11Nous savons que le « non-savoir » est un concept qu’a inventé Bataille pour rendre compte de la perte totale du sens, capable de relativiser le savoir absolu de Hegel. Et il ne fait pas de doute que Bataille en ait eu l’idée à travers son expérience du déchirement de la conscience ou de sa « mort ». Et Blanchot, de son côté, réfléchit sur ce concept de Bataille dans son texte « L’Expérience intérieure » et conclut que le non-savoir n’est pas un mode de compréhension mais il est « le mode d’exister de l’homme en tant qu’exister est impossible7. » D’où il est possible de supposer que, dès cette époque, Blanchot considérait le langage littéraire comme ce qui rend possible une expérience ontologique.
12Or, dans son article consacré à L’Expérience intérieure de Bataille, « Un nouveau mystique », Sartre soutient que Bataille partage la haine du discours et du langage avec beaucoup d’écrivains contemporains dont Camus, mais que cette haine diffère de celle du « terroriste », en ce qu’elle est plutôt celle du mystique qui essaie d’aboutir au « non-savoir » par le déchirement du discours considéré comme un projet ou une entreprise.

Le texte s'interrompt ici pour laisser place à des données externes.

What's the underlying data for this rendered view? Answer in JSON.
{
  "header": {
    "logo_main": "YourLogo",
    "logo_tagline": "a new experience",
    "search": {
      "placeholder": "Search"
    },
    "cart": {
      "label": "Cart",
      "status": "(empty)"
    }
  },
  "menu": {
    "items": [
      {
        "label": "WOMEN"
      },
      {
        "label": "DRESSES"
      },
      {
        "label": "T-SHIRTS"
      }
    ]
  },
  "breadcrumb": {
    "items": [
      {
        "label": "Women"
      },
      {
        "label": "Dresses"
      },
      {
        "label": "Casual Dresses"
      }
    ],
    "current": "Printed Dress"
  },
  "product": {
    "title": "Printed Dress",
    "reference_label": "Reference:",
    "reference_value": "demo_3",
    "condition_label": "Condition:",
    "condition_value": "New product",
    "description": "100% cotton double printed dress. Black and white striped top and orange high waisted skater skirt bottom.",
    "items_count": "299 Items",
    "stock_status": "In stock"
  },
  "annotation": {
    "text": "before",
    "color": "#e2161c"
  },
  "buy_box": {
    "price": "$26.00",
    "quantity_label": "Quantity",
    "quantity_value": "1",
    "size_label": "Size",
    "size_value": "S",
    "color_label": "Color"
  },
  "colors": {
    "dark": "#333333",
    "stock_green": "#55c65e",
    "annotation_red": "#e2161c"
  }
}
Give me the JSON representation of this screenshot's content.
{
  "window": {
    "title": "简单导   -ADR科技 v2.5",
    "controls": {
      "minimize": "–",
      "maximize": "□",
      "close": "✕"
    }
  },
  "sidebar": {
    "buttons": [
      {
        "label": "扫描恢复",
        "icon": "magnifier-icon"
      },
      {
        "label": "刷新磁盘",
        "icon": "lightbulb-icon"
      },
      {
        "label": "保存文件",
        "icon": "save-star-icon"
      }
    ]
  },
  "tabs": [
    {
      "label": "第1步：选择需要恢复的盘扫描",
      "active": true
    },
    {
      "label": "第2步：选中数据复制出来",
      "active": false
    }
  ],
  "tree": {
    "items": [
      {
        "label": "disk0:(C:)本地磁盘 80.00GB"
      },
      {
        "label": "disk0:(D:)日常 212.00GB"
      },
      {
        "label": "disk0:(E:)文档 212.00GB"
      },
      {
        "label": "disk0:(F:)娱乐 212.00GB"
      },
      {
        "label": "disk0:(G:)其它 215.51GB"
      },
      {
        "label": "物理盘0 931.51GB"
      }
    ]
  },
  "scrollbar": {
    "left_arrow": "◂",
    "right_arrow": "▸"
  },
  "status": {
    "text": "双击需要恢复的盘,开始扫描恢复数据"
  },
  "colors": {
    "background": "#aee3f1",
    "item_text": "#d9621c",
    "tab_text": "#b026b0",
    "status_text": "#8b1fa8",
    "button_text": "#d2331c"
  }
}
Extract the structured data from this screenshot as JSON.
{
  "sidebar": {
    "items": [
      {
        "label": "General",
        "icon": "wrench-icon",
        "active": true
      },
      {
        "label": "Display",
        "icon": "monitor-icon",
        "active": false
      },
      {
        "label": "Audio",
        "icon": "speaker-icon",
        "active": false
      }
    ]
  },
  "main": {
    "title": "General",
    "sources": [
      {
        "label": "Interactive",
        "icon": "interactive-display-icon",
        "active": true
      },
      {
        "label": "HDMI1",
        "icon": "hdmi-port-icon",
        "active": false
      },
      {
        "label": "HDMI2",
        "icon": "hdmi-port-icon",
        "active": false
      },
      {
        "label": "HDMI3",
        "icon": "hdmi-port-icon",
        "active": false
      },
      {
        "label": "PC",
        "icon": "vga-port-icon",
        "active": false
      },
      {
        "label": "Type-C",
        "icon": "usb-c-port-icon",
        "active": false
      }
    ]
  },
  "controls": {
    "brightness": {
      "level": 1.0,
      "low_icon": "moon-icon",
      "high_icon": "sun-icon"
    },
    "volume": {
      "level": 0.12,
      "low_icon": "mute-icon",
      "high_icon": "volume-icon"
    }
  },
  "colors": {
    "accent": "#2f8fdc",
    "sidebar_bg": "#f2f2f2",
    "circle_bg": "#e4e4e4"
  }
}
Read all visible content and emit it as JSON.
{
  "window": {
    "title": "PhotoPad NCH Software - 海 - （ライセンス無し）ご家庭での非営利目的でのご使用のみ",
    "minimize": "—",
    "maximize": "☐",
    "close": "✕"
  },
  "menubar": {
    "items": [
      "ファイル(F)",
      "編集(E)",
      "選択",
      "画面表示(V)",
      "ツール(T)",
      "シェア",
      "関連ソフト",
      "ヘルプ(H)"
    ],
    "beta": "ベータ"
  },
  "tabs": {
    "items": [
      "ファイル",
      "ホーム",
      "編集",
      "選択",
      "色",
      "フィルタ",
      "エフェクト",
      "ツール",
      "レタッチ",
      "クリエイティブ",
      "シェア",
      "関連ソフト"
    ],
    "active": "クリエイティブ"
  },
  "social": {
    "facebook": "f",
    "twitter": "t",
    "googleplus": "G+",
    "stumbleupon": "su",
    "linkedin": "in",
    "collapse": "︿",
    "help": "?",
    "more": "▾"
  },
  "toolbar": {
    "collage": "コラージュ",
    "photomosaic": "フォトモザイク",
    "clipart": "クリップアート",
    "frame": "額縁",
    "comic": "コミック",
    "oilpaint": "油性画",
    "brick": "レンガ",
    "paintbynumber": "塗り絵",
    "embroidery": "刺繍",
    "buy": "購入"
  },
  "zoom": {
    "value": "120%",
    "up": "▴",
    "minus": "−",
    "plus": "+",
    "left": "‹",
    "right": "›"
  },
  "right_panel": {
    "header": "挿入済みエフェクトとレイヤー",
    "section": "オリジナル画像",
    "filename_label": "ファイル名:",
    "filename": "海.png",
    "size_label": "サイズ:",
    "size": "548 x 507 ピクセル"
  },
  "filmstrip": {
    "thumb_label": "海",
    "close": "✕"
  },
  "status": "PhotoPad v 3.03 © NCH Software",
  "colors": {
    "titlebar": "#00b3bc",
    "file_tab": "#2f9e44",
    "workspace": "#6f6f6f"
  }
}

S’il en est ainsi, ne pourrait-on pas dire, dans une certaine mesure, que la conception critique blanchotienne de la littérature diffère également de celle du « terroriste » en ce qu’elle tente de lier le langage au « non-savoir » d’une manière presque analogue à celle de Bataille, à ceci près que Blanchot, n’étant pas conduit par la haine du discours, ne cherche pas à détruire simplement le langage.
La littérature en tant qu’espace de la mort et de l’être, la « Terreur » dans « La littérature et le droit à la mort »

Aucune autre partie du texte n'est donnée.